Going online used to be an event. My early online experience was probably similar to many of our old millennial readers like me: I went into the house’s Computer Room, booted up the PC, waited the agonizingly long time it took for it to load, then opened up a program that allowed me to connect, via a phone line, to The Internet. It was a process; there was a distinctive grating sound involved. It was much different than carrying around the whirr of the world in my pocket at all times. It is not a particularly memorable experience when I unlock my phone or open up my laptop. Going online as a kid was something I had to plan for; I even had limited hours of access! I think it was 10 a month when I started. I can’t even imagine spending such little time online.
I don’t know if that’s good or bad. (It’s bad. It’s obviously bad.) I got online pretty early—I think it would’ve been 1994. We had AOL, which was basically online for babies. But I was 11, and so more or less a baby in computer years. I was so early on AOL that I was part of what became known as Eternal September: I was one of the early AOL users to begin looking at and posting in USENET newsgroups, messing up all the carefully cultivated norms that had been established over the years. I am pretty sure I had email alerts when I got a reply. All of which is to say that I have heard a voice from the computer tell me “you’ve got mail” more than I have heard basically any other sound in my life.

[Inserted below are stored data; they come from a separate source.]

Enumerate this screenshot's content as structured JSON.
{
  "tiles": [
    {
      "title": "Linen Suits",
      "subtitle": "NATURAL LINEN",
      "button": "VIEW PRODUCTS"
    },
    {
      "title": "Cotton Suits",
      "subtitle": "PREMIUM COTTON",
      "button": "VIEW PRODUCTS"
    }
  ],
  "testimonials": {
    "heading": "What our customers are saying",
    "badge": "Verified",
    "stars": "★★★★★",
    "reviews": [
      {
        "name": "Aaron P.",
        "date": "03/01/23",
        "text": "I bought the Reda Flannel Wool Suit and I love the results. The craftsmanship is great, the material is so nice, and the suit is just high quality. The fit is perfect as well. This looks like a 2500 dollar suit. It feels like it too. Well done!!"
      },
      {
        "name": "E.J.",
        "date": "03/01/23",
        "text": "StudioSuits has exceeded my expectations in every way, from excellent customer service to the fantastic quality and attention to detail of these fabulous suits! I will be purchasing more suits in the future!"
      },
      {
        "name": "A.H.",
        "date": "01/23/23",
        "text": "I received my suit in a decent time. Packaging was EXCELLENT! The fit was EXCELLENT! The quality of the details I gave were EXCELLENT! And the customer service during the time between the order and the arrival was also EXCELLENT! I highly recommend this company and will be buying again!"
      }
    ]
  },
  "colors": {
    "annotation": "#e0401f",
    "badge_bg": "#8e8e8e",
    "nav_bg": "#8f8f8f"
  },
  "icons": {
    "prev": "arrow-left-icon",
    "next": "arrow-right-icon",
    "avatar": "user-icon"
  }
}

Elwood Edwards, the man who said that phrase, died this week. He was 74. His wife worked at Quantum Link, AOL’s predecessor service, and he was paid $200 to say phrases that became part of the Internet lexicon: “welcome," “goodbye," “file’s done,” and “you’ve got mail.” He worked in various roles for WKYC in Cleveland, and in the last decade he also drove for Uber.
1990s nostalgia is in right now. Prices for '90s and '00s vintage clothing have jumped considerably. Enterprising designers now sell rap tees for every celebrity, no matter how minor. There are documentaries about mall stores and Beanie Babies. People are trying everything; I have gotten ads that claim pogs are back several times in the last few months. I knew it! I did a video series on my old pogs six years ago!
And, yeah, now I have nostalgia for the “you’ve got mail” guy, a very particular nostalgia that goes beyond hearing even a childhood song. Songs can be anywhere; hearing a snippet of Sheryl Crow’s “All I Wanna Do” takes me to my seventh grade classroom (my teacher’s sister had recorded a dance cover); Duice’s “Dazzey Duks” would bring me back to a grade school dance. There’s a chance I might have that experience at some point, although you don't really hear “Dazzey Duks” as much in retail settings. But all those AOL-specific sounds are different. I had to be in a certain place, at a certain time, to hear the AOL voice—back in the computer room, previously my dad’s “den,” looking at a photo of my late grandfather on the wall, and clicking to see notes on which users had easily outwitted an 11-year-old on rec.sport.pro-wrestling.fantasy.
There have been quite a few stories this week about TikTok’s omnipresence and its role in Trump’s election. I don’t think online radicalization, in any direction, is something new; I certainly learned of new-to-me, terrible-for-everyone ideas not long after I first got online, back when the internet was smaller and safely confined to computers. But there's no doubt that the size of the audience is much larger now, and that the scale of the experience—the constant repetition and the invisible hand of the algorithm—is more overwhelming. Repetition has always been a big part of the online experience, but what is being repeated matters. Thirty years ago, my repetitions were preceded by a voice saying “you’ve got mail.” Now they are constant, less a series of distinct experiences than another reality imposed over this one. Feeling a sense of loss about that time may just be another retreat into nostalgia; I may not really miss the old internet. But I do think I miss when it was an experience, instead of something more like the weather.